Finkelman has held many positions teaching law and history including Gustavus Adolphus College, St. Peter, Minnesota (Robert E. and Susan T. Rydell Visiting Professor 2022-23), Albany Law School (President William McKinley Distinguished Professor of Law and Public Policy and Senior Fellow in the Government Law Center), University of Tulsa College of Law (Chapman Distinguished Professor of Law, 1999–2006), University of Akron School of Law (John F. Seiberling Professor, 1998–99), Cleveland-Marshall College of Law (Baker & Hostetler Visiting Professor, 1997–98), Hamline Law School (Distinguished Visiting Professor, spring 1997), University of Miami (Charlton W. Tebeau Visiting Research Professor, 1996), Chicago-Kent College of Law (fall 1995), Virginia Tech (1992–95), Brooklyn Law School, (1990–92), SUNY Binghamton (1984–1990), University of Texas (1978–84), University of Texas Law School (Spring 1982), Washington University in St. Louis (Andrew W. Mellon Faculty Fellow, 1977–78) and University of California, Irvine (1976–77).
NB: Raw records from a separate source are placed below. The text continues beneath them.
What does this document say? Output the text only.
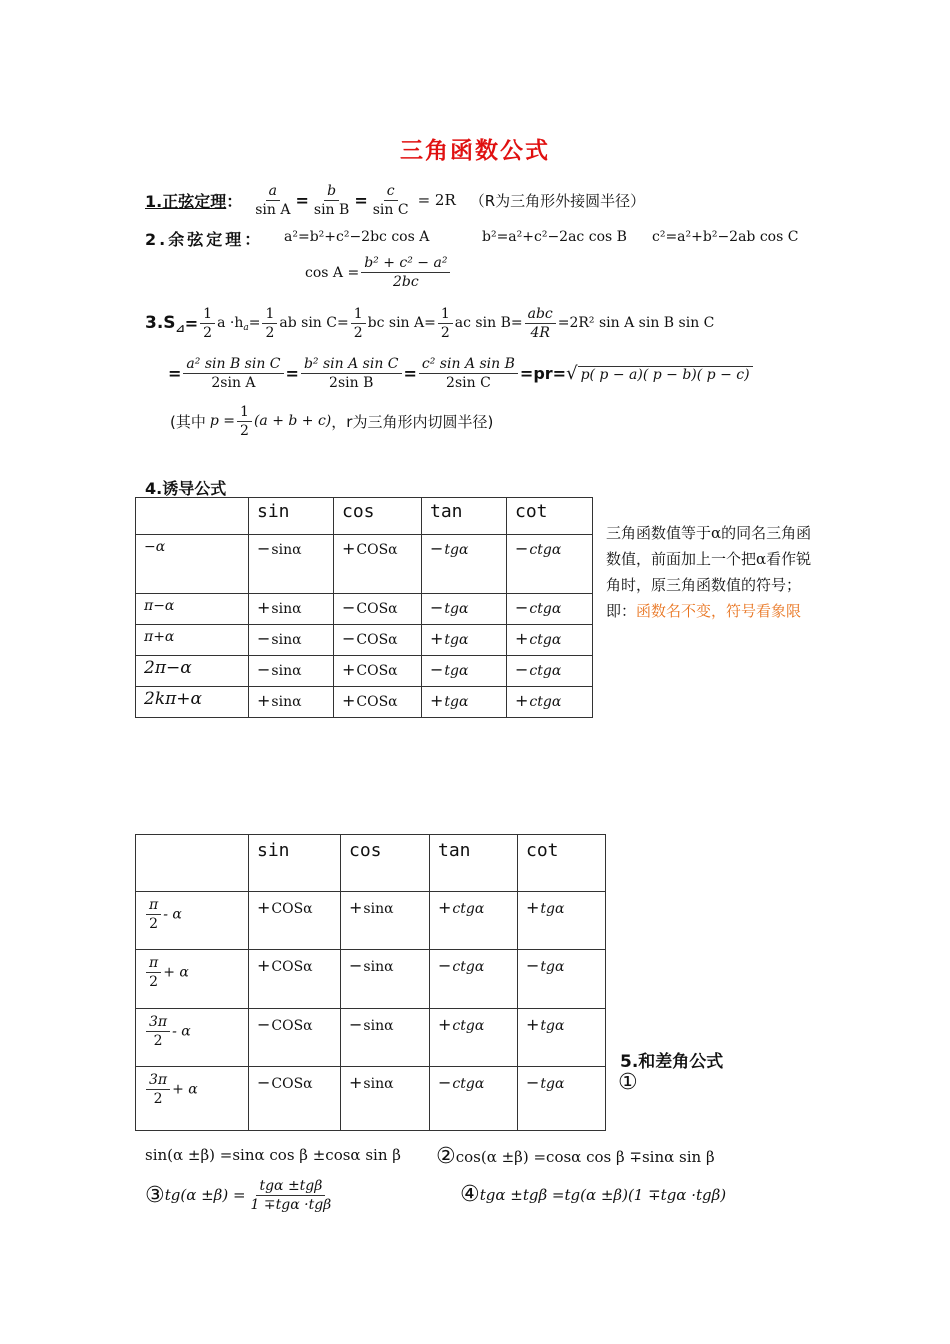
三角函数公式
1.正弦定理 ： $\frac{a}{\text{sin A}} = \frac{b}{\text{sin B}} = \frac{c}{\text{sin C}} = 2R$ （R为三角形外接圆半径）
2.余弦定理： a²=b²+c²−2bc cos A	b²=a²+c²−2ac cos B c²=a²+b²−2ab cos C
$\cos A = \frac{\text{b² + c² − a²}}{2bc}$
3.S ⊿ = $\frac{1}{2}$ a ·h $a = \frac{1}{2}$ ab $\sin C = \frac{1}{2}$ bc $\sin A = \frac{1}{2}$ ac $\sin B = \frac{\text{abc}}{4R} =2R^2$ sin A sin B sin C
= $\frac{\text{a² sin B sin C}}{\text{2sin A}} = \frac{\text{b² sin A sin C}}{\text{2sin B}} = \frac{\text{c² sin A sin B}}{\text{2sin C}} =pr=$ √ p( p − a)( p − b)( p − c)
(其中 $p = \frac{1}{2} (a + b + c)$ ，r为三角形内切圆半径)
4.诱导公式
	sin	cos	tan	cot
−α	−sinα	+COSα	−tgα	−ctgα
π−α	+sinα	−COSα	−tgα	−ctgα
π+α	−sinα	−COSα	+tgα	+ctgα
2π−α	−sinα	+COSα	−tgα	−ctgα
2kπ+α	+sinα	+COSα	+tgα	+ctgα
三角函数值等于α的同名三角函数值，前面加上一个把α看作锐角时，原三角函数值的符号；即：函数名不变，符号看象限
	sin	cos	tan	cot

$\frac{\pi}{2}$ - α	+COSα	+sinα	+ctgα	+tgα

$\frac{\pi}{2} + \alpha$	+COSα	−sinα	−ctgα	−tgα

$\frac{3\pi}{2}$ - α	−COSα	−sinα	+ctgα	+tgα

$\frac{3\pi}{2} + \alpha$	−COSα	+sinα	−ctgα	−tgα
5.和差角公式
①
sin(α ±β) =sinα cos β ±cosα sin β ② cos(α ±β) =cosα cos β ∓sinα sin β
③ $tg(\alpha \pm\beta) = \frac{\text{tgα ±tgβ}}{\text{1 ∓tgα ·tgβ}}$	④ tgα ±tgβ =tg(α ±β)(1 ∓tgα ·tgβ)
He received fellowships from the National Endowment for the Humanities, the American Philosophical Society, the Library of Congress, Yale University, Harvard Law School, and the American Council of Learned Societies. American institutions at which he was a resident scholar include: Transylvania University, Mississippi State University, the University of Seattle School of Law, and St. Bonaventure University. In 2009, Finkelman gave the Nathan A. Huggins lectures at the W.E.B. DuBois Center at Harvard University. His 2018 book Supreme Injustice: Slavery in the Nation's Highest Court was based on these lectures. Since 2001, Finkelman has been a Distinguished Lecturer for the Organization of American Historians. He received the Joseph L. Andrews Award from American Association of Law Libraries in 1986, and in 1995, was named Historian of the Year by the Virginia Social Science Association.[citation needed]

Finkelman has also lectured on behalf of the U.S. State Department in Colombia, Germany, Japan, and China. He spent part of the fall 2008 semester at Osaka University in Japan, as a visiting research scholar. He was twice a fellow of the Japan Society for the Promotion of Science, resident at Nanzan University in Nagoya, Japan, in 2001 and in 2011–12.

In 2012, Finkelman was the John Hope Franklin Visiting Professor of American Legal History at Duke Law School. In spring 2014, he was the Justice Pike Hall, Jr. Visiting Professor at the Paul M. Hebert Law Center of Louisiana State University in Baton Rouge. Throughout 2014 and 2015, Finkelman was a Senior Fellow at the Penn Program on Democracy, Citizenship, and Constitutionalism at the University of Pennsylvania and a Scholar-in-Residence at the National Constitution Center. In 2015, he was appointed the Ariel F. Sallows Visiting Professor of Human Rights Law at the University of Saskatchewan College of Law. In 2017 he was the John E. Murray Visiting Professor of Law at the University of Pittsburgh School of Law. In the Fall of 2017 he held a Fulbright Chair in Human Rights and Social Justice at the University of Ottawa. In 2022-23, he was a research affiliate at the Max and Tessie Zelikovitz Centre for Jewish Studies, Carleton University, Ottawa, Canada.

From 2003 to 2006, Finkelman was President of the 1921 Tulsa Race Riot Memorial Foundation. In 2009, he was elected a member of the American Antiquarian Society. Since 2003, he has been a board member of the Gilder Lehrman Center for the Study of Slavery, Abolition, and Resistance at Yale University. Since 2001, he has been the scholar/convener of the annual scholarly conference of the U.S. Capitol Historical Society.

Finkelman was a elected a Fellow of the Royal Historical Society in May 2025.